A: No. “Joint Managing Conservators” means that the parents share rights and duties to to their children. This means that both parents should be involved in the making of important decisions for their child, such as on school issues, and when a medical decision is needed. The “Standard Possession Order” awards possession and access to the children. And, it is presumed to be in the best interest of a child who is 3 years of age or older.

Q13: What is Managing Conservatorship (custody) and possession and access (visitation)?

A: In Texas, there is a rebuttable presumption that parents should serve as the Joint Managing Conservators of their children (see above). In Texas, “Conservatorship”is the equivalent of “custody” of the children. Those two terms are not identical in meaning. “Conservatorship” recognizes that parents have duties to care for their children, rather than merely the right to temporarily “own” them, such as with property.

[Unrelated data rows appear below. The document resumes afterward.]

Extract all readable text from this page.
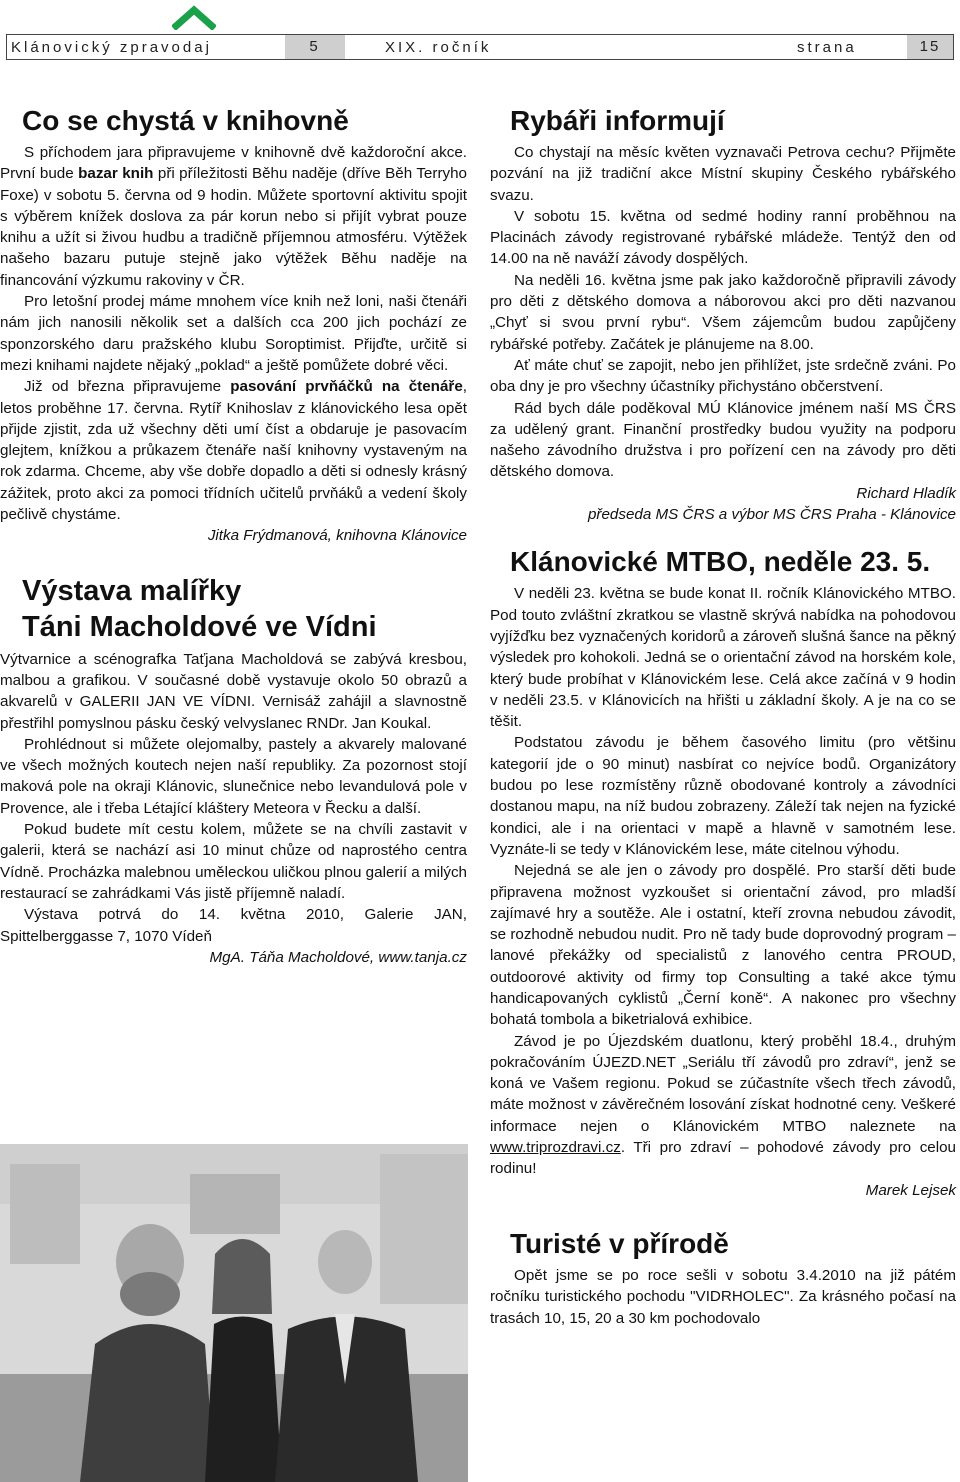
Klánovický zpravodaj	5	XIX. ročník	strana	15
Co se chystá v knihovně

S příchodem jara připravujeme v knihovně dvě každoroční akce. První bude bazar knih při příležitosti Běhu naděje (dříve Běh Terryho Foxe) v sobotu 5. června od 9 hodin. Můžete sportovní aktivitu spojit s výběrem knížek doslova za pár korun nebo si přijít vybrat pouze knihu a užít si živou hudbu a tradičně příjemnou atmosféru. Výtěžek našeho bazaru putuje stejně jako výtěžek Běhu naděje na financování výzkumu rakoviny v ČR.

Pro letošní prodej máme mnohem více knih než loni, naši čtenáři nám jich nanosili několik set a dalších cca 200 jich pochází ze sponzorského daru pražského klubu Soroptimist. Přijďte, určitě si mezi knihami najdete nějaký „poklad“ a ještě pomůžete dobré věci.

Již od března připravujeme pasování prvňáčků na čtenáře, letos proběhne 17. června. Rytíř Knihoslav z klánovického lesa opět přijde zjistit, zda už všechny děti umí číst a obdaruje je pasovacím glejtem, knížkou a průkazem čtenáře naší knihovny vystaveným na rok zdarma. Chceme, aby vše dobře dopadlo a děti si odnesly krásný zážitek, proto akci za pomoci třídních učitelů prvňáků a vedení školy pečlivě chystáme.

Jitka Frýdmanová, knihovna Klánovice

Výstava malířky
Táni Macholdové ve Vídni

Výtvarnice a scénografka Taťjana Macholdová se zabývá kresbou, malbou a grafikou. V současné době vystavuje okolo 50 obrazů a akvarelů v GALERII JAN VE VÍDNI. Vernisáž zahájil a slavnostně přestřihl pomyslnou pásku český velvyslanec RNDr. Jan Koukal.

Prohlédnout si můžete olejomalby, pastely a akvarely malované ve všech možných koutech nejen naší republiky. Za pozornost stojí maková pole na okraji Klánovic, slunečnice nebo levandulová pole v Provence, ale i třeba Létající kláštery Meteora v Řecku a další.

Pokud budete mít cestu kolem, můžete se na chvíli zastavit v galerii, která se nachází asi 10 minut chůze od naprostého centra Vídně. Procházka malebnou uměleckou uličkou plnou galerií a milých restaurací se zahrádkami Vás jistě příjemně naladí.

Výstava potrvá do 14. května 2010, Galerie JAN, Spittelberggasse 7, 1070 Vídeň

MgA. Táňa Macholdové, www.tanja.cz

Rybáři informují

Co chystají na měsíc květen vyznavači Petrova cechu? Přijměte pozvání na již tradiční akce Místní skupiny Českého rybářského svazu.

V sobotu 15. května od sedmé hodiny ranní proběhnou na Placinách závody registrované rybářské mládeže. Tentýž den od 14.00 na ně naváží závody dospělých.

Na neděli 16. května jsme pak jako každoročně připravili závody pro děti z dětského domova a náborovou akci pro děti nazvanou „Chyť si svou první rybu“. Všem zájemcům budou zapůjčeny rybářské potřeby. Začátek je plánujeme na 8.00.

Ať máte chuť se zapojit, nebo jen přihlížet, jste srdečně zváni. Po oba dny je pro všechny účastníky přichystáno občerstvení.

Rád bych dále poděkoval MÚ Klánovice jménem naší MS ČRS za udělený grant. Finanční prostředky budou využity na podporu našeho závodního družstva i pro pořízení cen na závody pro děti dětského domova.

Richard Hladík

předseda MS ČRS a výbor MS ČRS Praha - Klánovice

Klánovické MTBO, neděle 23. 5.

V neděli 23. května se bude konat II. ročník Klánovického MTBO. Pod touto zvláštní zkratkou se vlastně skrývá nabídka na pohodovou vyjížďku bez vyznačených koridorů a zároveň slušná šance na pěkný výsledek pro kohokoli. Jedná se o orientační závod na horském kole, který bude probíhat v Klánovickém lese. Celá akce začíná v 9 hodin v neděli 23.5. v Klánovicích na hřišti u základní školy. A je na co se těšit.

Podstatou závodu je během časového limitu (pro většinu kategorií jde o 90 minut) nasbírat co nejvíce bodů. Organizátory budou po lese rozmístěny různě obodované kontroly a závodníci dostanou mapu, na níž budou zobrazeny. Záleží tak nejen na fyzické kondici, ale i na orientaci v mapě a hlavně v samotném lese. Vyznáte-li se tedy v Klánovickém lese, máte citelnou výhodu.

Nejedná se ale jen o závody pro dospělé. Pro starší děti bude připravena možnost vyzkoušet si orientační závod, pro mladší zajímavé hry a soutěže. Ale i ostatní, kteří zrovna nebudou závodit, se rozhodně nebudou nudit. Pro ně tady bude doprovodný program – lanové překážky od specialistů z lanového centra PROUD, outdoorové aktivity od firmy top Consulting a také akce týmu handicapovaných cyklistů „Černí koně“. A nakonec pro všechny bohatá tombola a biketrialová exhibice.

Závod je po Újezdském duatlonu, který proběhl 18.4., druhým pokračováním ÚJEZD.NET „Seriálu tří závodů pro zdraví“, jenž se koná ve Vašem regionu. Pokud se zúčastníte všech třech závodů, máte možnost v závěrečném losování získat hodnotné ceny. Veškeré informace nejen o Klánovickém MTBO naleznete na www.triprozdravi.cz. Tři pro zdraví – pohodové závody pro celou rodinu!

Marek Lejsek

Turisté v přírodě

Opět jsme se po roce sešli v sobotu 3.4.2010 na již pátém ročníku turistického pochodu "VIDRHOLEC". Za krásného počasí na trasách 10, 15, 20 a 30 km pochodovalo
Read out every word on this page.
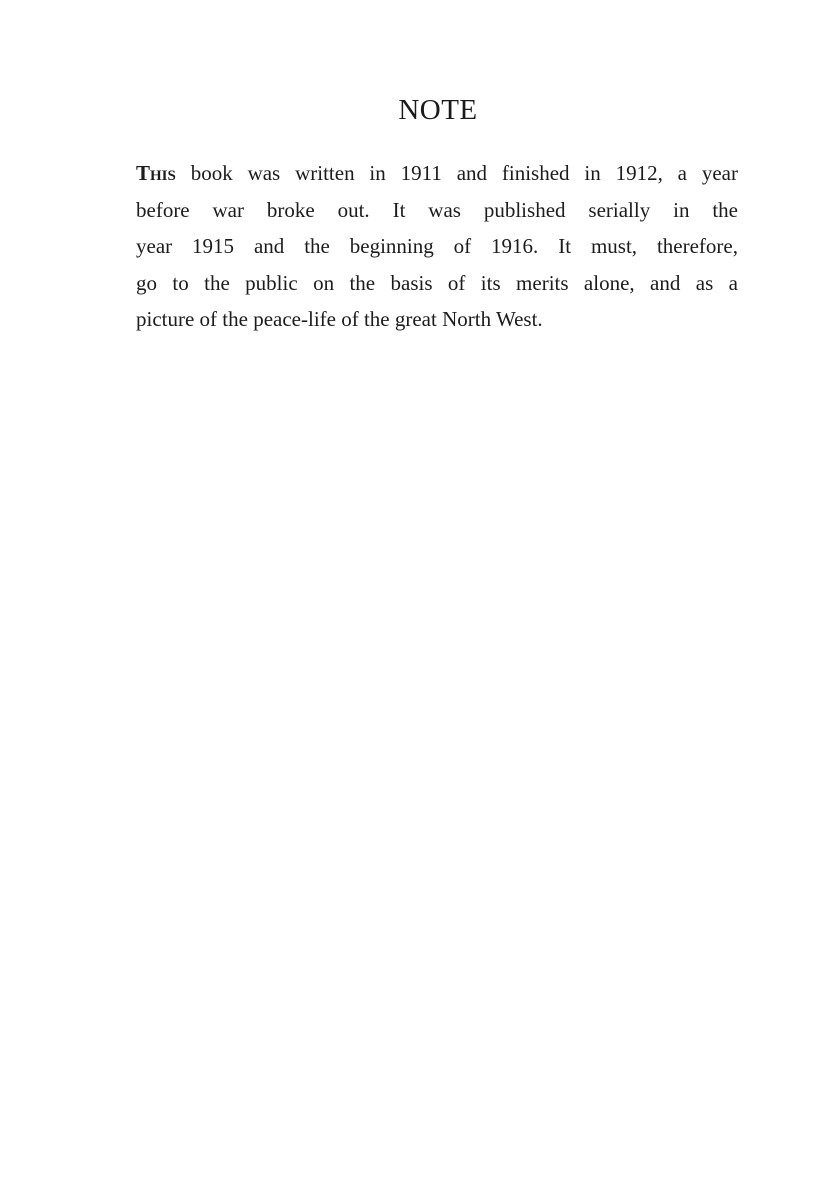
NOTE
This book was written in 1911 and finished in 1912, a year
before war broke out. It was published serially in the
year 1915 and the beginning of 1916. It must, therefore,
go to the public on the basis of its merits alone, and as a
picture of the peace-life of the great North West.
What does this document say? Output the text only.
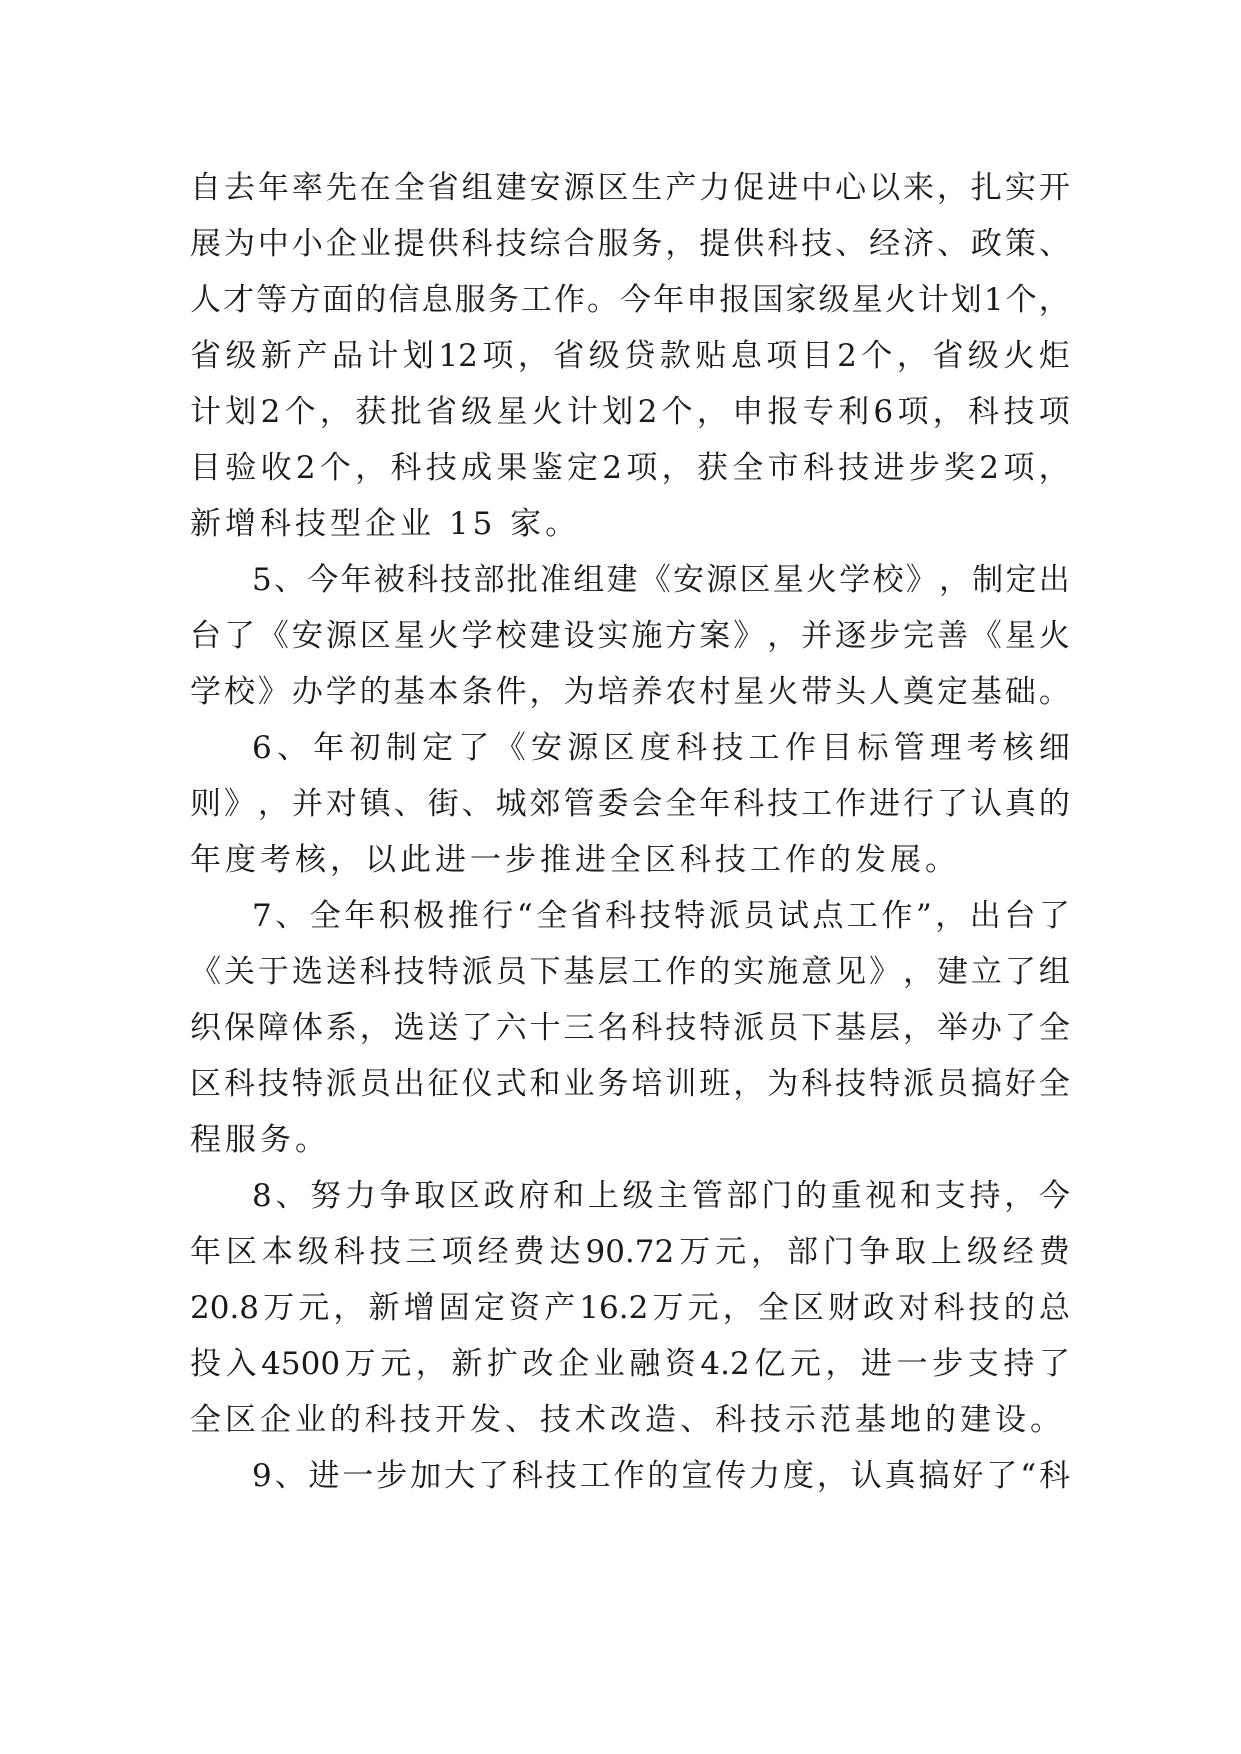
自 去 年 率 先 在 全 省 组 建 安 源 区 生 产 力 促 进 中 心 以 来 ， 扎 实 开
展 为 中 小 企 业 提 供 科 技 综 合 服 务 ， 提 供 科 技 、 经 济 、 政 策 、
人 才 等 方 面 的 信 息 服 务 工 作 。 今 年 申 报 国 家 级 星 火 计 划 1 个 ，
省 级 新 产 品 计 划 12 项 ， 省 级 贷 款 贴 息 项 目 2 个 ， 省 级 火 炬
计 划 2 个 ， 获 批 省 级 星 火 计 划 2 个 ， 申 报 专 利 6 项 ， 科 技 项
目 验 收 2 个 ， 科 技 成 果 鉴 定 2 项 ， 获 全 市 科 技 进 步 奖 2 项 ，
新增科技型企业 15 家。
5 、 今 年 被 科 技 部 批 准 组 建 《 安 源 区 星 火 学 校 》 ， 制 定 出
台 了 《 安 源 区 星 火 学 校 建 设 实 施 方 案 》 ， 并 逐 步 完 善 《 星 火
学 校 》 办 学 的 基 本 条 件 ， 为 培 养 农 村 星 火 带 头 人 奠 定 基 础 。
6 、 年 初 制 定 了 《 安 源 区 度 科 技 工 作 目 标 管 理 考 核 细
则 》 ， 并 对 镇 、 街 、 城 郊 管 委 会 全 年 科 技 工 作 进 行 了 认 真 的
年度考核，以此进一步推进全区科技工作的发展。
7 、 全 年 积 极 推 行 “ 全 省 科 技 特 派 员 试 点 工 作 ” ， 出 台 了
《 关 于 选 送 科 技 特 派 员 下 基 层 工 作 的 实 施 意 见 》 ， 建 立 了 组
织 保 障 体 系 ， 选 送 了 六 十 三 名 科 技 特 派 员 下 基 层 ， 举 办 了 全
区 科 技 特 派 员 出 征 仪 式 和 业 务 培 训 班 ， 为 科 技 特 派 员 搞 好 全
程服务。
8 、 努 力 争 取 区 政 府 和 上 级 主 管 部 门 的 重 视 和 支 持 ， 今
年 区 本 级 科 技 三 项 经 费 达 90.72 万 元 ， 部 门 争 取 上 级 经 费
20.8 万 元 ， 新 增 固 定 资 产 16.2 万 元 ， 全 区 财 政 对 科 技 的 总
投 入 4500 万 元 ， 新 扩 改 企 业 融 资 4.2 亿 元 ， 进 一 步 支 持 了
全区企业的科技开发、技术改造、科技示范基地的建设。
9 、 进 一 步 加 大 了 科 技 工 作 的 宣 传 力 度 ， 认 真 搞 好 了 “ 科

The right to Joint Managing Conservatorship does not mean that each party will have the children one-half of the time. It also does not mean that child support will not be awarded to one parent. Joint Managing Conservatorship does mean that the parents will either share, allocate, or apportion parental rights and duties. In most cases, it also means that the child’s domicile must be established in the final Court orders, so that each parent will be able to be involved in the children’s lives. “Possession and access” speaks to when each parent has the right to visit with, and spend time with children from the marriage.

Q14:  If the parents cannot agree on conservatorship and access issues, on what basis will the court decide those issues?

A: These matters, like all of those pertaining to children, are based upon a finding by the court of the children’s best interest. As discussed above, the Texas Family Code contains a “Standard Possession Order” which is presumably in the children’s best interest. So, while the court does not have to follow that Order, that is where the discussion starts, and often, where it ends.

Q15: What is “child support?”

A: Child support is money paid by the non-custodial parent to the custodial parent in order to meet the needs of the children.

Q16: To what should the parties look for guidance regarding amount of child support to be paid? What standard will the court use if the parties cannot agree?

A: The Texas Family Code contains guidelines for the computation of child support. The guideline amount is presumably the minimum amount which should be awarded as support for the children. If any child has “Special Needs,” then additional child support may be awarded.

Q17: When does the duty to pay child support end?

A: Unless the child marries sooner than age 18, joins the military, or does something else to become “emancipated”prior to turning 18 years of age, child support orders continue until the child reaches age 18. But, if the child is in high school at age 18, support continues until high school graduation. If the child is disabled, it may be possible to continue child support for an indefinite period. Texas law makes no provision for support during college, or the payment of college expenses. But, the parties may provide for the payment of those expenses by contract.